Ogres are like files -- they have layers!
We are given an image called shrek.jpg but if you rename the file to shrek.txt and view it, you can see at the very end it isn't just a jpg file. You can also use a tool like binwalk. After installing binwalk via a package manager, run the command binwalk shrek.jpg
. You should get the following output:
DECIMAL HEXADECIMAL DESCRIPTION
--------------------------------------------------------------------------------
0 0x0 JPEG image data, JFIF standard 1.01
275566 0x4346E 7-zip archive data, version 0.4
Now we have to extract the zip file from the jpg.
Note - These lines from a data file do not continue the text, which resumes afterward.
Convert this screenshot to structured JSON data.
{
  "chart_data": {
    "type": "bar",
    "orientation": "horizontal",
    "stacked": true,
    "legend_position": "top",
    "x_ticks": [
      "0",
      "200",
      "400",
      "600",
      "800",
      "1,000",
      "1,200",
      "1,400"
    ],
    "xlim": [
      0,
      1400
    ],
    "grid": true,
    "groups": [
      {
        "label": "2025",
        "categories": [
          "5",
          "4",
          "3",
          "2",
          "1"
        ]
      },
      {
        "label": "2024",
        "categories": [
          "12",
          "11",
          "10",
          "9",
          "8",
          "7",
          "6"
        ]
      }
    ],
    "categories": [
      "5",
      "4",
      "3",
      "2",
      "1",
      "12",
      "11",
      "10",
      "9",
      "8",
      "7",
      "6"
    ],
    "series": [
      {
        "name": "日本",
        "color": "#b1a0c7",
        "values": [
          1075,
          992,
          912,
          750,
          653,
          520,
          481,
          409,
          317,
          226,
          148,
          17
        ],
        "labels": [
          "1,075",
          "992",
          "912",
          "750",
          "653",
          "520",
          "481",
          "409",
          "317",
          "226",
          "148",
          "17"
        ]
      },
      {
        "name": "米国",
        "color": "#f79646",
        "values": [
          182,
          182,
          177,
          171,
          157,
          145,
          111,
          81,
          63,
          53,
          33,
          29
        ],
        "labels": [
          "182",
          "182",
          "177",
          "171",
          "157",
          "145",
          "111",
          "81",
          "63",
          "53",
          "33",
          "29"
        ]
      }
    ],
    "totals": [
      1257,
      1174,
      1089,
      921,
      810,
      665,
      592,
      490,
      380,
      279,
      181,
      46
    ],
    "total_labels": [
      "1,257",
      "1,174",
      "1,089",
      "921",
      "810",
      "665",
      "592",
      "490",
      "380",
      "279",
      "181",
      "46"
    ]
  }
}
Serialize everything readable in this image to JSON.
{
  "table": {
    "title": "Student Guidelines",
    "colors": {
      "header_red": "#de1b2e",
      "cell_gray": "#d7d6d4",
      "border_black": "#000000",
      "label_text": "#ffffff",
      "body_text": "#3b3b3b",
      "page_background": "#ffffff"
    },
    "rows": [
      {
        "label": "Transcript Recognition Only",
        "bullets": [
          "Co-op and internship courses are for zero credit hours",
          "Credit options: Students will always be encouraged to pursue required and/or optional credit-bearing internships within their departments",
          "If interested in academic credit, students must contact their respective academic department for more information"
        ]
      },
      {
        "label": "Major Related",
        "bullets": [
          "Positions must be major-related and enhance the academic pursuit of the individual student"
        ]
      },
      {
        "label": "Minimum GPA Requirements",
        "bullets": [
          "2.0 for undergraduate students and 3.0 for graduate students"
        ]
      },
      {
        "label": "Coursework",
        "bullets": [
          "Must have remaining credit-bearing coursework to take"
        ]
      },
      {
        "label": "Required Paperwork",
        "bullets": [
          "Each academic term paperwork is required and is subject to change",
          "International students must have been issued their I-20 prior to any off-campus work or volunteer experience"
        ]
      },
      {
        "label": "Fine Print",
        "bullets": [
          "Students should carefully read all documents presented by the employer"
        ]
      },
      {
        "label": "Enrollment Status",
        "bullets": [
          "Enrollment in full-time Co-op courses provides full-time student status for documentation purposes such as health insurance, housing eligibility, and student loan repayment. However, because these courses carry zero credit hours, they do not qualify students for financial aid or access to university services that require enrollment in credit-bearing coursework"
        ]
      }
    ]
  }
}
To do this use the following command: dd if=shrek.jpg bs=1 skip=275566 of=stuff.zip
. This takes the file shrek.jpg, skips to the decimal position 275566 where the zip file starts that was given to us by binwalk, and puts it into a file called stuff.zip with a block size of 1. Then if you open stuff.zip you should see flag.tar.gz, if you untar that file using tar xvzf flag.tar.gz
or by clicking on it you should get flag.cpio. Unzip that and you should get flag.imza, unzip that and you should get a file named flag. If you run binwalk on it you can see it is a bzip2 file. Unzip that file, and you get flag1.txt. Well we have to decompress it, so install bzip2 from your package manager, and run bzip2 -d flag1.txt
. Open the resulting file, and you should get the flag!